Start any number of Hadoop workers with:
$ # on VM1
$ docker run -d --net host --name data-slave01 cloudsuite/data-analytics --slave --master-ip=<IP_ADDRESS_MASTER>
$ # on VM2
$ docker run -d --net host --name data-slave02 cloudsuite/data-analytics --slave --master-ip=<IP_ADDRESS_MASTER>
...
Note: You should set IP_ADDRESS_MASTER
to the master's IP address and make sure that address is accessible from each worker.
After both master and worker are set up (you can use docker logs
to observe if the log is still being updated), run the benchmark with the following command:
$ docker exec data-master benchmark
A few parameters for Hadoop can be configured depending on requirements.

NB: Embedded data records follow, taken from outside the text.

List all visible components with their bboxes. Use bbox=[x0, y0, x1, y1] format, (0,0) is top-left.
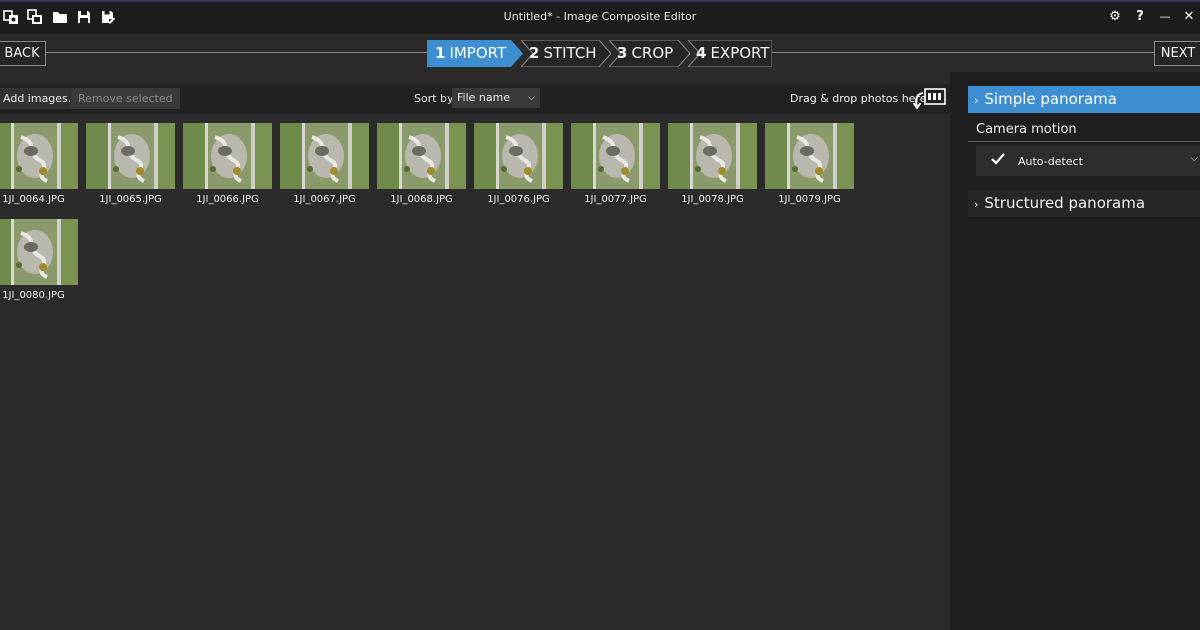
thumbnail-image bbox=[183, 123, 272, 189]
thumbnail-filename: 1JI_0068.JPG bbox=[390, 194, 453, 205]
step-crop-label: CROP bbox=[631, 44, 674, 62]
step-stitch[interactable]: 2 STITCH bbox=[521, 40, 611, 67]
camera-motion-divider bbox=[968, 141, 1200, 142]
simple-panorama-header[interactable]: › Simple panorama bbox=[968, 86, 1200, 113]
thumbnail-image bbox=[377, 123, 466, 189]
drag-drop-photos-icon bbox=[912, 87, 946, 111]
image-thumbnail[interactable]: 1JI_0080.JPG bbox=[0, 210, 78, 301]
camera-motion-select[interactable]: Auto-detect ⌵ bbox=[976, 146, 1200, 176]
step-export-number: 4 bbox=[696, 44, 707, 62]
image-thumbnail[interactable]: 1JI_0078.JPG bbox=[668, 114, 757, 205]
remove-selected-button[interactable]: Remove selected bbox=[71, 88, 180, 109]
step-import-label: IMPORT bbox=[449, 44, 507, 62]
step-import[interactable]: 1 IMPORT bbox=[427, 40, 523, 67]
thumbnail-filename: 1JI_0078.JPG bbox=[681, 194, 744, 205]
image-thumbnail[interactable]: 1JI_0064.JPG bbox=[0, 114, 78, 205]
checkmark-icon bbox=[990, 151, 1006, 167]
step-export[interactable]: 4 EXPORT bbox=[688, 40, 772, 67]
back-button[interactable]: BACK bbox=[0, 41, 46, 66]
thumbnail-filename: 1JI_0080.JPG bbox=[2, 290, 65, 301]
thumbnail-image bbox=[474, 123, 563, 189]
thumbnail-filename: 1JI_0076.JPG bbox=[487, 194, 550, 205]
thumbnail-image bbox=[86, 123, 175, 189]
structured-panorama-header[interactable]: › Structured panorama bbox=[968, 190, 1200, 217]
sort-by-label: Sort by bbox=[414, 92, 454, 105]
image-thumbnail[interactable]: 1JI_0076.JPG bbox=[474, 114, 563, 205]
thumbnail-image bbox=[571, 123, 660, 189]
step-crop-number: 3 bbox=[617, 44, 628, 62]
settings-icon[interactable]: ⚙ bbox=[1106, 8, 1124, 26]
image-thumbnail-grid: 1JI_0064.JPG 1JI_0065.JPG 1JI_0066.JPG 1JI_… bbox=[0, 114, 950, 630]
image-thumbnail[interactable]: 1JI_0077.JPG bbox=[571, 114, 660, 205]
thumbnail-filename: 1JI_0065.JPG bbox=[99, 194, 162, 205]
stitch-settings-panel: › Simple panorama Camera motion Auto-dete… bbox=[950, 72, 1200, 630]
close-icon[interactable]: ✕ bbox=[1180, 8, 1198, 26]
chevron-right-icon: › bbox=[974, 94, 979, 107]
step-stitch-number: 2 bbox=[529, 44, 540, 62]
thumbnail-image bbox=[280, 123, 369, 189]
camera-motion-label: Camera motion bbox=[976, 122, 1077, 137]
help-icon[interactable]: ? bbox=[1131, 8, 1149, 26]
chevron-down-icon: ⌵ bbox=[528, 93, 535, 103]
next-button[interactable]: NEXT bbox=[1154, 41, 1200, 66]
thumbnail-image bbox=[0, 219, 78, 285]
thumbnail-image bbox=[0, 123, 78, 189]
title-bar: Untitled* - Image Composite Editor ⚙ ? —… bbox=[0, 0, 1200, 34]
minimize-icon[interactable]: — bbox=[1156, 8, 1174, 26]
drag-drop-hint: Drag & drop photos here bbox=[790, 92, 927, 105]
structured-panorama-label: Structured panorama bbox=[984, 194, 1146, 212]
sort-by-value: File name bbox=[457, 91, 511, 104]
step-crop[interactable]: 3 CROP bbox=[609, 40, 690, 67]
wizard-step-bar: BACK NEXT 1 IMPORT 2 STITCH 3 CROP 4 EXPORT bbox=[0, 34, 1200, 72]
chevron-right-icon: › bbox=[974, 198, 979, 211]
image-thumbnail[interactable]: 1JI_0065.JPG bbox=[86, 114, 175, 205]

Hadoop infers the number of workers based on how many partitions it created with HDFS (HaDoop File System, a distributed file system for handing out dataset chunks to workers). You can increase or reduce the HDFS partition size to N
MB with --hdfs-block-size=N
, with 128MB being the default. The default dataset weighs 900MB. Thus, depending on the benchmark phase (sequencing, vectorization, pre-training, training, and inference), the default option --hdfs-block-size=128
results in a split between 1 and 8 parts.
Hadoop relies on YARN (Yet Another Resource Negotiator) to manage its resources, and the maximum number of workers is configured by --yarn-cores=C
, whose default value is 8. If there are more blocks than the number of workers, YARN will only allow up to C
worker threads to process them. Please note that at least two cores should be given in total: One core for the map operation and another for the reduce operation. Otherwise, the process can get stuck.
The maximum memory used by each worker is configured by --mapreduce-mem=N
, and the default value is 2096MB. Note that depending on the number of --yarn-cores=C
, the total physical memory required will be at least C*N
. To avoid out-of-memory errors, we recommend allocating at least 8GB of memory (even for a single worker with two cores) in total.
To increase the number of workers, please use a bigger dataset from Wikimedia. Using partition sizes smaller than 128MB can increase the number of workers but slow down the execution due to overheads of the small partition size.